Waxahatchee, “Tigers Blood”

From lyrics, to vocals, to collaborations, Katie Crutchfield continues to outdo herself in almost every facet of her alt-country compositions on her fully confident sixth album.
Reviews

Waxahatchee, Tigers Blood

From lyrics, to vocals, to collaborations, Katie Crutchfield continues to outdo herself in almost every facet of her alt-country compositions on her fully confident sixth album.

Words: Sean Fennell

March 21, 2024

Waxahatchee
Tigers Blood
ANTI-
ABOVE THE CURRENT

Katie Crutchfield knows how to open a record. She always has. Even before becoming one of the hottest songwriters among the alt-country revival, gracing magazine covers and playing shows with Shania Twain and Lucinda Williams, she’s always largely been uninterested in the kind of throat-clearing you hear on a typical first track. Her albums as Waxahatchee are direct in their intentions—from the pristine confidence of Saint Cloud’s “Oxbow,” to the slowcore exposure of Ivy Tripp’s “Breathless,” to the driven transience of Out in the Storm’s “Never Been Wrong,” Crutchfield has always had a way of telling us exactly what she’s after and ushering us to join the pursuit. 

Her latest, Tigers Blood, begins as starkly as her first-ever album opener, the barren and understated “Catfish,” but looks toward a landscape much different than the one she surveyed 12 years ago on American Weekend. “I pick you up inside a hopeless prayer, I see you beholding to nothing,” she recites in the opening lines of “3 Sisters,” nothing but minimal piano and guitar framing a raw-nerve of an introduction. Crutchfield’s vocal talents have never been in question, but she might as well be showing off here, hovering higher and digging deeper than ever before. When the wave eventually breaks and Crutchfield is joined by the full array of her backing band, it feels like both an invitation and a warning. You’re welcome to come along, but good luck escaping unscathed.

That kind of gravitational pull extends to Crutchfield as an artist, as well. After implementing the underrated Michigan indie-rockers Bonny Doon as her backing band on Saint Cloud, Crutchfield and her producing partner Brad Cook turned to similarly well-seasoned musicians this time around, most notably Spencer Tweedy on drums and Jake Lenderman on guitar and a substantial amount of backing vocals. The collaboration with the latter is almost too perfect—alt-country, however you might define it, is undeniably having a moment, and there are perhaps no albums of this past five years that provide the two distinct blueprints for excellence within the genre better than Saint Cloud and Lenderman’s Boat Songs. To combine these forces is to leave almost nothing left on the bone for anyone else, and it’s hard to ignore the impact Lenderman’s aching harmonies and sneering guitar solo had in that regard on the album’s lead single “Right Back to It.” 
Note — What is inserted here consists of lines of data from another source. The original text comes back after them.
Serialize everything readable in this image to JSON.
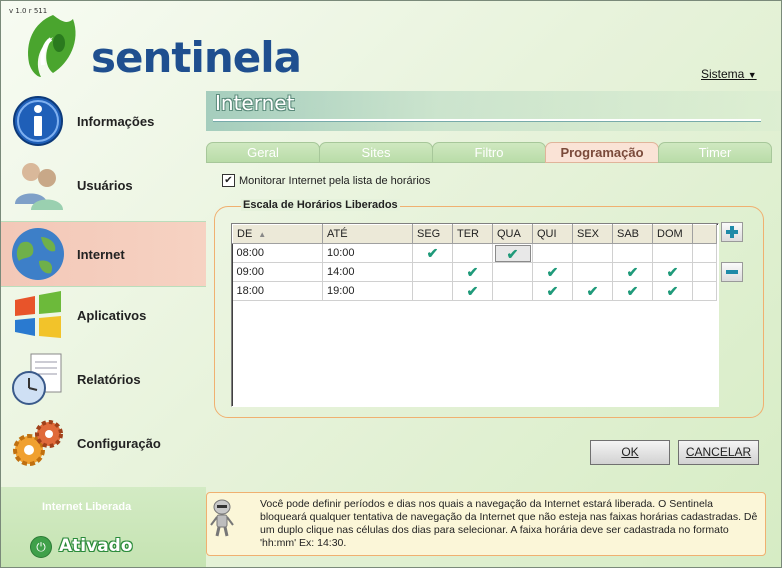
{
  "app": {
    "version": "v 1.0 r 511",
    "logo_text": "sentinela",
    "system_menu": "Sistema"
  },
  "sidebar": {
    "items": [
      {
        "label": "Informações",
        "icon": "info-icon"
      },
      {
        "label": "Usuários",
        "icon": "users-icon"
      },
      {
        "label": "Internet",
        "icon": "globe-icon",
        "active": true
      },
      {
        "label": "Aplicativos",
        "icon": "windows-icon"
      },
      {
        "label": "Relatórios",
        "icon": "report-clock-icon"
      },
      {
        "label": "Configuração",
        "icon": "gears-icon"
      }
    ],
    "status_label": "Internet Liberada",
    "status_value": "Ativado"
  },
  "main": {
    "section_title": "Internet",
    "tabs": [
      {
        "label": "Geral"
      },
      {
        "label": "Sites"
      },
      {
        "label": "Filtro"
      },
      {
        "label": "Programação",
        "active": true
      },
      {
        "label": "Timer"
      }
    ],
    "monitor_checkbox": {
      "label": "Monitorar Internet pela lista de horários",
      "checked": true
    },
    "group_title": "Escala de Horários Liberados",
    "table": {
      "columns": [
        "DE",
        "ATÉ",
        "SEG",
        "TER",
        "QUA",
        "QUI",
        "SEX",
        "SAB",
        "DOM"
      ],
      "rows": [
        {
          "de": "08:00",
          "ate": "10:00",
          "days": [
            true,
            false,
            true,
            false,
            false,
            false,
            false
          ]
        },
        {
          "de": "09:00",
          "ate": "14:00",
          "days": [
            false,
            true,
            false,
            true,
            false,
            true,
            true
          ]
        },
        {
          "de": "18:00",
          "ate": "19:00",
          "days": [
            false,
            true,
            false,
            true,
            true,
            true,
            true
          ]
        }
      ],
      "selected_cell": {
        "row": 0,
        "day": 2
      }
    },
    "buttons": {
      "ok": "OK",
      "cancel": "CANCELAR"
    },
    "info_text": "Você pode definir períodos e dias nos quais a navegação da Internet estará liberada. O Sentinela bloqueará qualquer tentativa de navegação da Internet que não esteja nas faixas horárias cadastradas. Dê um duplo clique nas células dos dias para selecionar. A faixa horária deve ser cadastrada no formato 'hh:mm' Ex: 14:30."
  },
  "colors": {
    "logo_blue": "#1f4f8f",
    "logo_green": "#4aa52e",
    "tick_green": "#1f9a7a",
    "active_nav": "#f3c8b8",
    "group_border": "#f0b070"
  }
}
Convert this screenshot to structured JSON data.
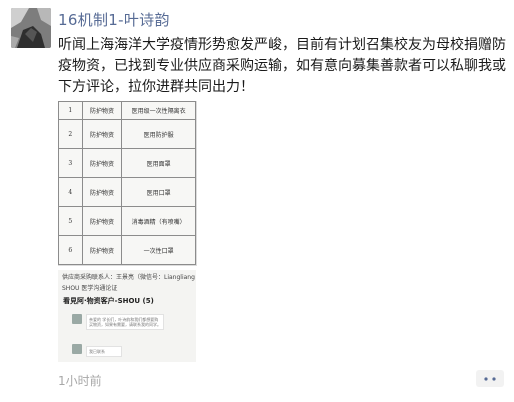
{
  "post": {
    "author": "16机制1-叶诗韵",
    "content_lines": [
      "听闻上海海洋大学疫情形势愈发严峻，目前有计划召集校友为母校捐赠防",
      "疫物资，已找到专业供应商采购运输，如有意向募集善款者可以私聊我或",
      "下方评论，拉你进群共同出力！"
    ],
    "time": "1小时前",
    "more_icon": "more-dots-icon"
  },
  "table_photo": {
    "rows": [
      {
        "no": "1",
        "type": "防护物资",
        "name": "医用级一次性隔离衣"
      },
      {
        "no": "2",
        "type": "防护物资",
        "name": "医用防护服"
      },
      {
        "no": "3",
        "type": "防护物资",
        "name": "医用面罩"
      },
      {
        "no": "4",
        "type": "防护物资",
        "name": "医用口罩"
      },
      {
        "no": "5",
        "type": "防护物资",
        "name": "消毒酒精（有喷嘴）"
      },
      {
        "no": "6",
        "type": "防护物资",
        "name": "一次性口罩"
      }
    ]
  },
  "chat_photo": {
    "line1": "供应商采购联系人：王景亮（微信号：Liangliang",
    "line2": "SHOU 医学沟通论证",
    "group_title": "看見阿·物资客户-SHOU (5)",
    "bubble1": "亲爱的 学长们，叶诗韵和我们都想要购买物资，如果有需要，请联系我的同学。",
    "bubble2": "我已联系"
  }
}
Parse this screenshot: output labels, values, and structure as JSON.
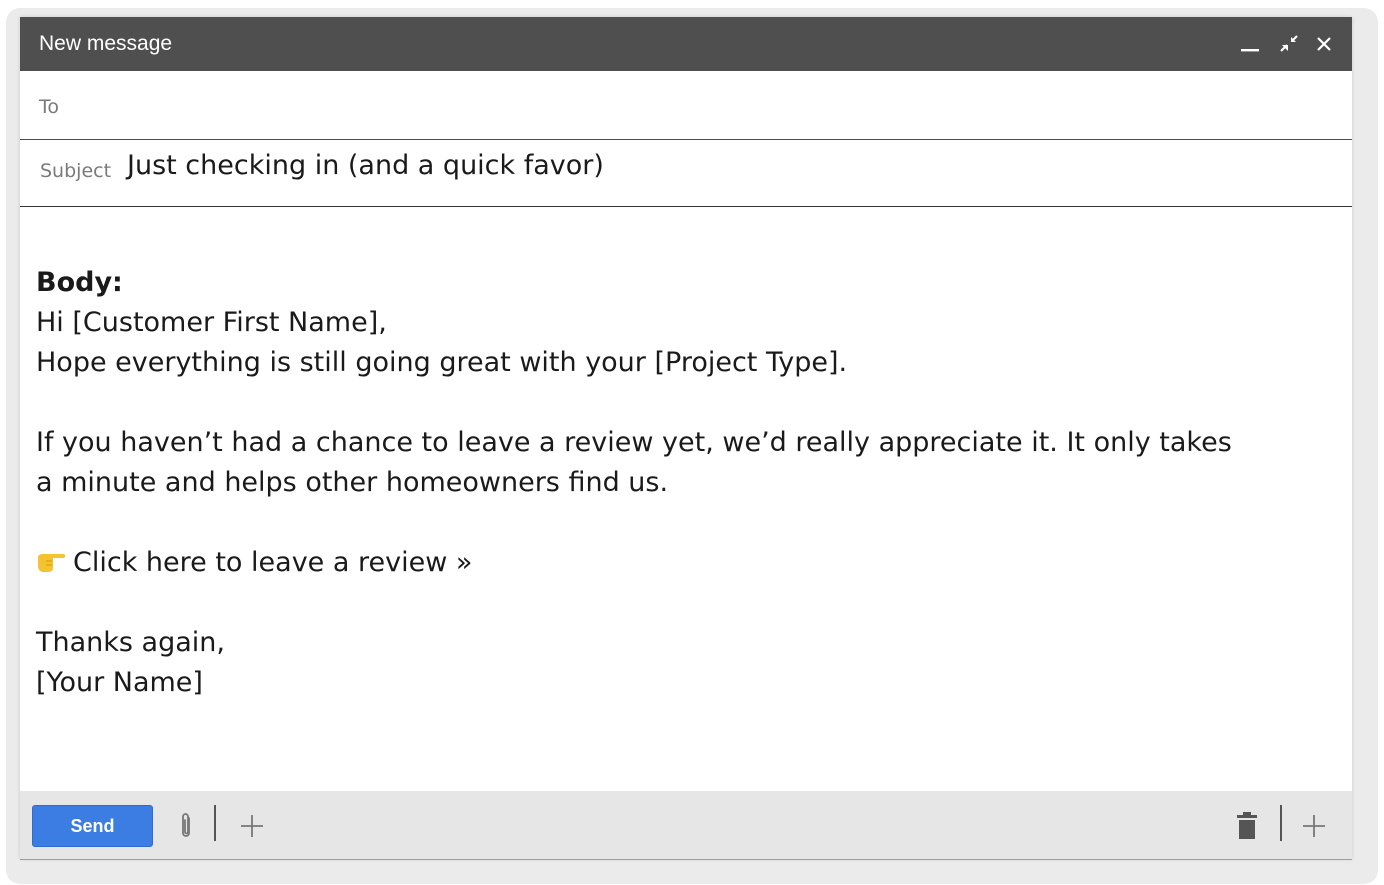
{
  "window": {
    "title": "New message",
    "controls": {
      "minimize_icon": "minimize-icon",
      "exit_fullscreen_icon": "exit-fullscreen-icon",
      "close_icon": "close-icon"
    }
  },
  "compose": {
    "to_label": "To",
    "to_value": "",
    "subject_label": "Subject",
    "subject_value": "Just checking in (and a quick favor)"
  },
  "body": {
    "heading": "Body:",
    "greeting": "Hi [Customer First Name],",
    "line_hope": "Hope everything is still going great with your [Project Type].",
    "paragraph_review_line1": "If you haven’t had a chance to leave a review yet, we’d really appreciate it. It only takes",
    "paragraph_review_line2": "a minute and helps other homeowners find us.",
    "review_link_icon": "pointing-hand-icon",
    "review_link_text": "Click here to leave a review »",
    "signoff": "Thanks again,",
    "signature": "[Your Name]"
  },
  "toolbar": {
    "send_label": "Send",
    "attach_icon": "paperclip-icon",
    "insert_icon": "plus-icon",
    "delete_icon": "trash-icon",
    "more_icon": "plus-icon"
  },
  "colors": {
    "titlebar": "#4f4f4f",
    "send_button": "#3c7de4",
    "bottombar": "#e6e6e6",
    "frame": "#ebebeb"
  }
}
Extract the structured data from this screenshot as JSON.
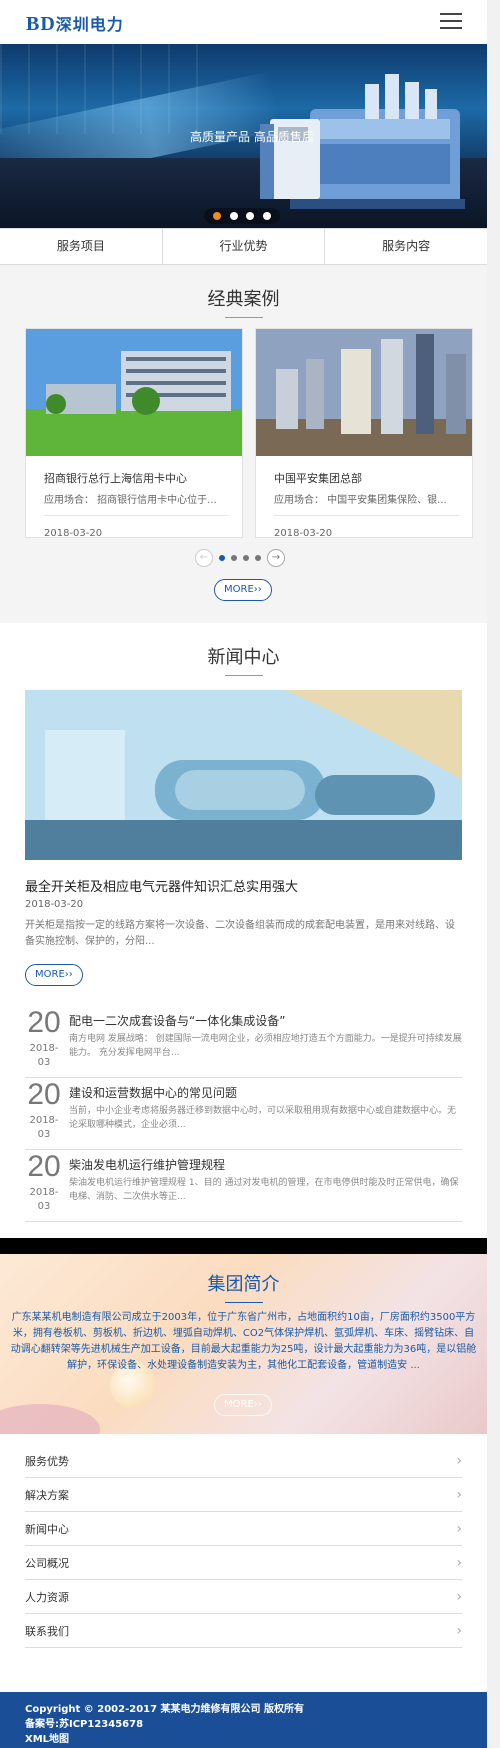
{
  "header": {
    "logo_latin": "BD",
    "logo_cn": "深圳电力"
  },
  "banner": {
    "tagline": "高质量产品 高品质售后",
    "slides": 5,
    "active_slide": 1
  },
  "tabs": [
    "服务项目",
    "行业优势",
    "服务内容"
  ],
  "cases": {
    "title": "经典案例",
    "items": [
      {
        "title": "招商银行总行上海信用卡中心",
        "desc": "应用场合： 招商银行信用卡中心位于...",
        "date": "2018-03-20"
      },
      {
        "title": "中国平安集团总部",
        "desc": "应用场合： 中国平安集团集保险、银...",
        "date": "2018-03-20"
      }
    ],
    "prev_icon": "←",
    "next_icon": "→",
    "more": "MORE››"
  },
  "news": {
    "title": "新闻中心",
    "featured": {
      "headline": "最全开关柜及相应电气元器件知识汇总实用强大",
      "date": "2018-03-20",
      "summary": "开关柜是指按一定的线路方案将一次设备、二次设备组装而成的成套配电装置，是用来对线路、设备实施控制、保护的，分阳..."
    },
    "more": "MORE››",
    "items": [
      {
        "day": "20",
        "ym": "2018-03",
        "title": "配电一二次成套设备与“一体化集成设备”",
        "desc": "南方电网 发展战略： 创建国际一流电网企业，必须相应地打造五个方面能力。一是提升可持续发展能力。 充分发挥电网平台..."
      },
      {
        "day": "20",
        "ym": "2018-03",
        "title": "建设和运营数据中心的常见问题",
        "desc": "当前，中小企业考虑将服务器迁移到数据中心时，可以采取租用现有数据中心或自建数据中心。无论采取哪种模式，企业必须..."
      },
      {
        "day": "20",
        "ym": "2018-03",
        "title": "柴油发电机运行维护管理规程",
        "desc": "柴油发电机运行维护管理规程 1、目的 通过对发电机的管理，在市电停供时能及时正常供电，确保电梯、消防、二次供水等正..."
      }
    ]
  },
  "about": {
    "title": "集团简介",
    "text": "广东某某机电制造有限公司成立于2003年，位于广东省广州市，占地面积约10亩，厂房面积约3500平方米，拥有卷板机、剪板机、折边机、埋弧自动焊机、CO2气体保护焊机、氩弧焊机、车床、摇臂钻床、自动调心翻转架等先进机械生产加工设备，目前最大起重能力为25吨，设计最大起重能力为36吨，是以铝舱解护，环保设备、水处理设备制造安装为主，其他化工配套设备，管道制造安 ...",
    "more": "MORE››"
  },
  "footnav": [
    "服务优势",
    "解决方案",
    "新闻中心",
    "公司概况",
    "人力资源",
    "联系我们"
  ],
  "chevron": "›",
  "footer": {
    "copyright": "Copyright © 2002-2017 某某电力维修有限公司 版权所有",
    "icp": "备案号:苏ICP12345678",
    "sitemap": "XML地图"
  }
}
Still, even a musician as idiosyncratic and charming as Lenderman pales in comparison to what Crutchfield is doing throughout Tigers Blood. The distinctions may be subtle, but she continues to outdo herself in almost every facet on the album. Lyrically, Waxahatchee has never been a project of straightforward storytelling, and though that holds true here, there’s something stickier about the evocations being made throughout. We may not know precisely who is being asked, “Am I your moat, or your drawbridge?” or what it is to be reticent of one “blunter than a bullseye begging for peace of mind,” but Crutchfield herself seems surer than ever before, which has a way of letting each line land a little harder. Elsewhere, as on “Lone Star Lake,” we’re given a more precise view at the domestic contentment and relative serenity that’s characterized this new phase of Waxahatchee, a view which dovetails with other more obvious aspects of this record. 

Even in the days of American Weekend’s scuzzed-up home production, Crutchfield’s vocal talents were evident, but years of touring and recording have given her complete control of her voice in all its gritty and emotive glory. She seems to be aware of this, too. The confidence it takes to let your band recede so far into the background, as she does on songs like “3 Sisters” and “365,” is one that comes only with time. She’s never been one to hide behind production, but the exposure here only heightens the effect. So, too, does her increasingly clever way with phrasing. She can take a relatively straightforward, sun-drenched country-folk tune like “Crimes of the Heart” and slither around it like a snake in the grass. To read the lyric sheet for this record is to get less than half the story, her rubberband delivery stretching and snapping in perfect kinship with the steady thrum of her band, who are always keenly aware of their place in the equation. 

It’s these and a million other small moments which take Tigers Blood to heights exceeding even those of Saint Cloud, itself a near-perfect record. But even these attempts to break this record down to its parts is an attempt to intellectualize an album I love uncritically. There have been more than a few times over the past few weeks when I nearly had to physically restrain myself from running through its 12 songs again for fear of wearing away its charms. More often than not I was unsuccessful, and yet there’s been nothing diminishing about the returns. To put it simply, Tigers Blood is an instant classic, from open to close.